I've mentioned before that Now 42 contains some unusual selections, and it concludes with the most exceptional of all. This is as far as I know the oldest track on a main-series Now album relative to its last chart appearance: comparably old tracks were appearing due to re-issues and even the seven-year-old 'Grease Mega-Mix' on Now 40 coincided with renewed chart success of one of its constituent parts. Presumably this is a case of Ashley Abram or somebody somewhere in the organisation pulling rank just this once, as no other star has been awarded such a tribute appearance before or since, unless they had a posthumous hit; though it does make it all the odder that she didn't make the cut with any of her hits with the Pet Shop Boys. It's also the only example I can recall of a first-person sleeve note.

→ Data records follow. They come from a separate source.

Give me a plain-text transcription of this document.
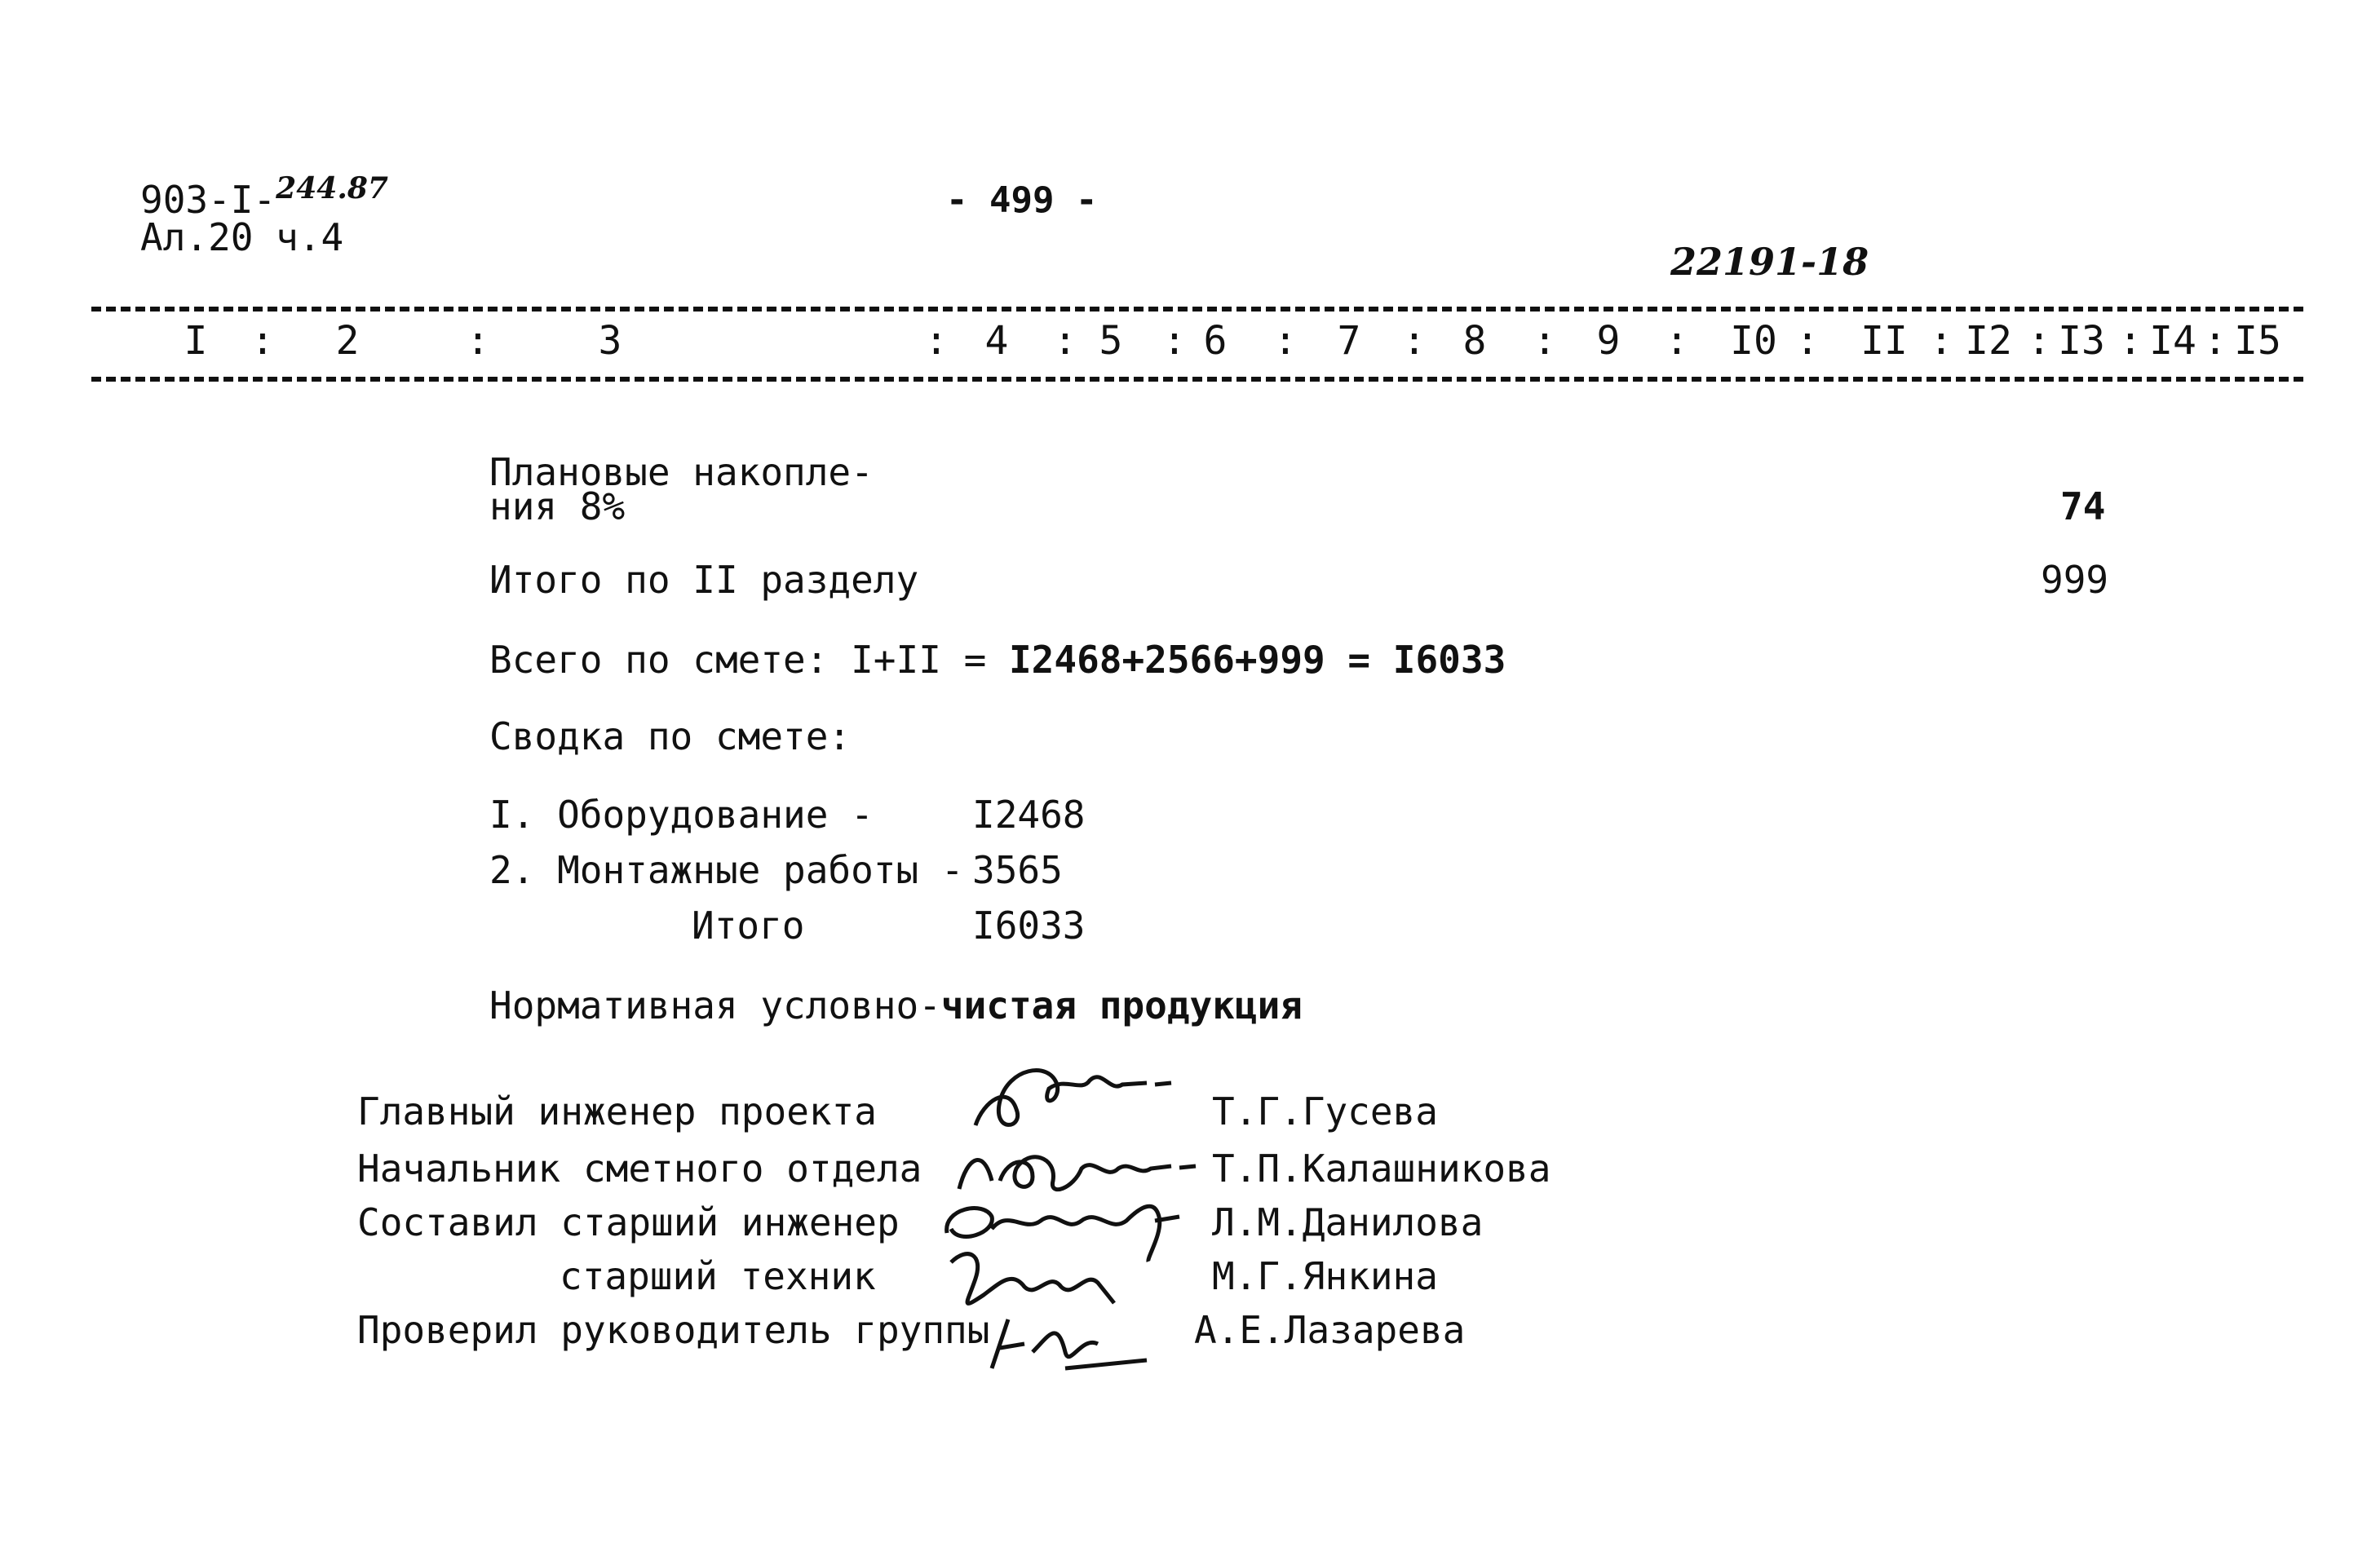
903-I-$^{244.87}$
Ал.20 ч.4
- 499 -
22191-18
I : 2	:	3	: 4 : 5 : 6 : 7 : 8 : 9 : I0 : II : I2 : I3 : I4 : I5
Плановые накопле-
ния 8%	74
Итого по II разделу	999
Всего по смете: I+II = I2468+2566+999 = I6033
Сводка по смете:
I. Оборудование -	I2468
2. Монтажные работы - 3565
Итого	I6033
Нормативная условно-чистая продукция
Главный инженер проекта	Т.Г.Гусева
Начальник сметного отдела	Т.П.Калашникова
Составил старший инженер	Л.М.Данилова
старший техник	М.Г.Янкина
Проверил руководитель группы	А.Е.Лазарева
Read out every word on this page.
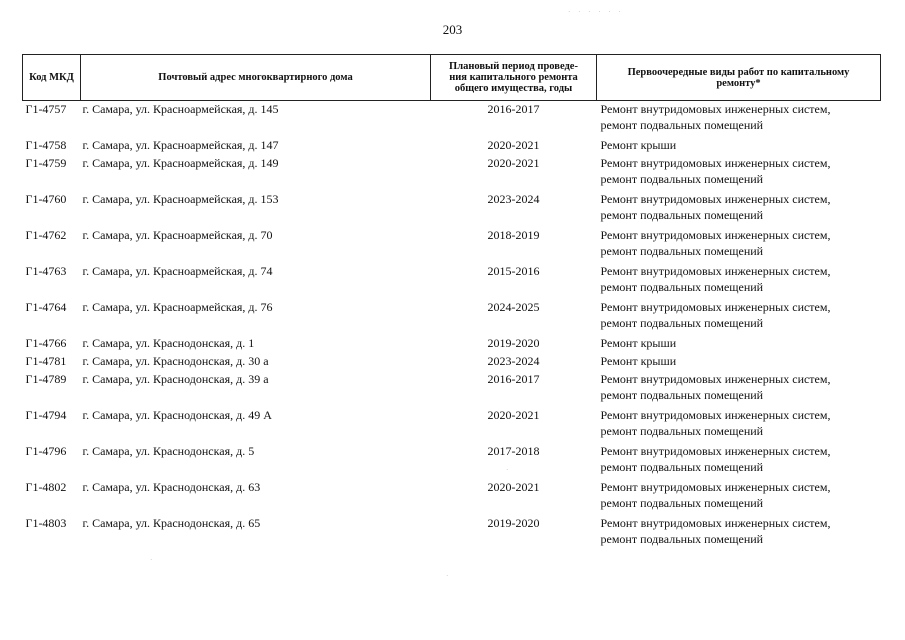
· · · · · ·
203
Код МКД	Почтовый адрес многоквартирного дома	Плановый период проведе-
ния капитального ремонта
общего имущества, годы	Первоочередные виды работ по капитальному
ремонту*

Г1-4757	г. Самара, ул. Красноармейская, д. 145	2016-2017	Ремонт внутридомовых инженерных систем,
ремонт подвальных помещений

Г1-4758	г. Самара, ул. Красноармейская, д. 147	2020-2021	Ремонт крыши

Г1-4759	г. Самара, ул. Красноармейская, д. 149	2020-2021	Ремонт внутридомовых инженерных систем,
ремонт подвальных помещений

Г1-4760	г. Самара, ул. Красноармейская, д. 153	2023-2024	Ремонт внутридомовых инженерных систем,
ремонт подвальных помещений

Г1-4762	г. Самара, ул. Красноармейская, д. 70	2018-2019	Ремонт внутридомовых инженерных систем,
ремонт подвальных помещений

Г1-4763	г. Самара, ул. Красноармейская, д. 74	2015-2016	Ремонт внутридомовых инженерных систем,
ремонт подвальных помещений

Г1-4764	г. Самара, ул. Красноармейская, д. 76	2024-2025	Ремонт внутридомовых инженерных систем,
ремонт подвальных помещений

Г1-4766	г. Самара, ул. Краснодонская, д. 1	2019-2020	Ремонт крыши

Г1-4781	г. Самара, ул. Краснодонская, д. 30 а	2023-2024	Ремонт крыши

Г1-4789	г. Самара, ул. Краснодонская, д. 39 а	2016-2017	Ремонт внутридомовых инженерных систем,
ремонт подвальных помещений

Г1-4794	г. Самара, ул. Краснодонская, д. 49 А	2020-2021	Ремонт внутридомовых инженерных систем,
ремонт подвальных помещений

Г1-4796	г. Самара, ул. Краснодонская, д. 5	2017-2018	Ремонт внутридомовых инженерных систем,
ремонт подвальных помещений

Г1-4802	г. Самара, ул. Краснодонская, д. 63	2020-2021	Ремонт внутридомовых инженерных систем,
ремонт подвальных помещений

Г1-4803	г. Самара, ул. Краснодонская, д. 65	2019-2020	Ремонт внутридомовых инженерных систем,
ремонт подвальных помещений
·
·
·
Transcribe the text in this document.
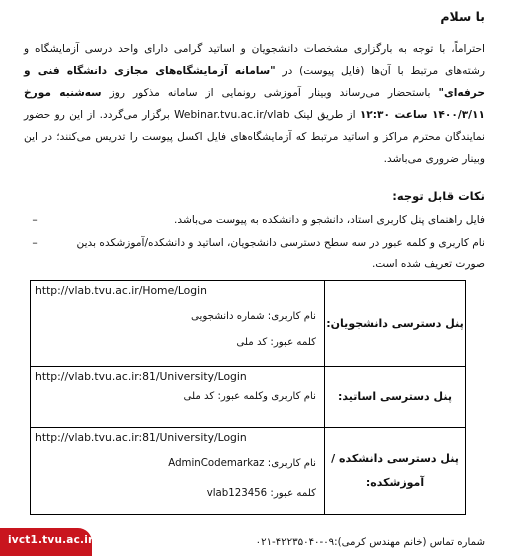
با سلام
احتراماً، با توجه به بارگزاری مشخصات دانشجویان و اساتید گرامی دارای واحد درسی آزمایشگاه و رشته‌های مرتبط با آن‌ها (فایل پیوست) در "سامانه آزمایشگاه‌های مجازی دانشگاه فنی و حرفه‌ای" باستحضار می‌رساند وبینار آموزشی رونمایی از سامانه مذکور روز سه‌شنبه مورخ ۱۴۰۰/۳/۱۱ ساعت ۱۲:۳۰ از طریق لینک Webinar.tvu.ac.ir/vlab برگزار می‌گردد. از این رو حضور نمایندگان محترم مراکز و اساتید مرتبط که آزمایشگاه‌های فایل اکسل پیوست را تدریس می‌کنند؛ در این وبینار ضروری می‌باشد.
نکات قابل توجه:
–	فایل راهنمای پنل کاربری استاد، دانشجو و دانشکده به پیوست می‌باشد.
–	نام کاربری و کلمه عبور در سه سطح دسترسی دانشجویان، اساتید و دانشکده/آموزشکده بدین صورت تعریف شده است.
http://vlab.tvu.ac.ir/Home/Login
نام کاربری: شماره دانشجویی
کلمه عبور: کد ملی	پنل دسترسی دانشجویان:

http://vlab.tvu.ac.ir:81/University/Login
نام کاربری وکلمه عبور: کد ملی	پنل دسترسی اساتید:

http://vlab.tvu.ac.ir:81/University/Login
نام کاربری: AdminCodemarkaz
کلمه عبور: vlab123456	پنل دسترسی دانشکده / آموزشکده:
شماره تماس (خانم مهندس کرمی):۰۹-۴۲۲۳۵۰۴۰-۰۲۱
ivct1.tvu.ac.ir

I'm not totally sure I can agree with the word 'timeless' in that description, though. Even in 1966, when this single snuck a week at the top of the chart between 'Somebody Help Me' and 'Pretty Flamingo' (according to the Record Retailer chart used by modern reference books; it had a second week on the NME chart), it can't have seemed totally up-to-date: other Number One singles that year included 'Paint It, Black', 'Good Vibrations' and 'Eleanor Rigby', all of them much more radical recordings. What 'You Don't Have To Say You Love Me' is, is a good old-fashioned belter. It's adapted from an Italian chart-topper which Springfield herself discovered and asked her friends Vicki Whickham (who I see was awarded the OBE this month - topical!) and Simon Napier-Bell to supply an English lyric. It's perhaps odd that she didn't approach more experienced wordsmiths (both of them were involved in management, although Napier-Bell had written some music) though it may be that she trusted people who knew her personally to write something she could relate to emotionally. It has been suggested in retrospect that the song relates in some way to her tempestuous love life, which would of course have been complicated further by the fact that she couldn't be open about her sexuality in those days. Whether or not that was the writers' intent, it's hard not to think that her own experience contributed to the power of her vocal performance (the 47th take apparently, such was her perfectionism) and it's that vocal which in all honesty, makes this record the classic it is rather than simply a well-made pop song. The many subsequent covers have all fallen somewhat short, and yes I even include Elvis in that, because it takes an extraordinary performance by an extraordinary talent to keep the rather extreme sentiment from sounding OTT and ridiculous or phony. When she comes in for the big finish and exhorts you to "BELIIIIEVE MEEEE!!!" you actually sort of do.
It's a sign of how strong the competition was that this is only a middling chart-topper for 1966, and that it's some way from being my favourite Dusty track. I can't pretend it's not a highlight of Now 42, and with that big dramatic flourish at the end a glorious closer. But it's only a highlight, not the highlight.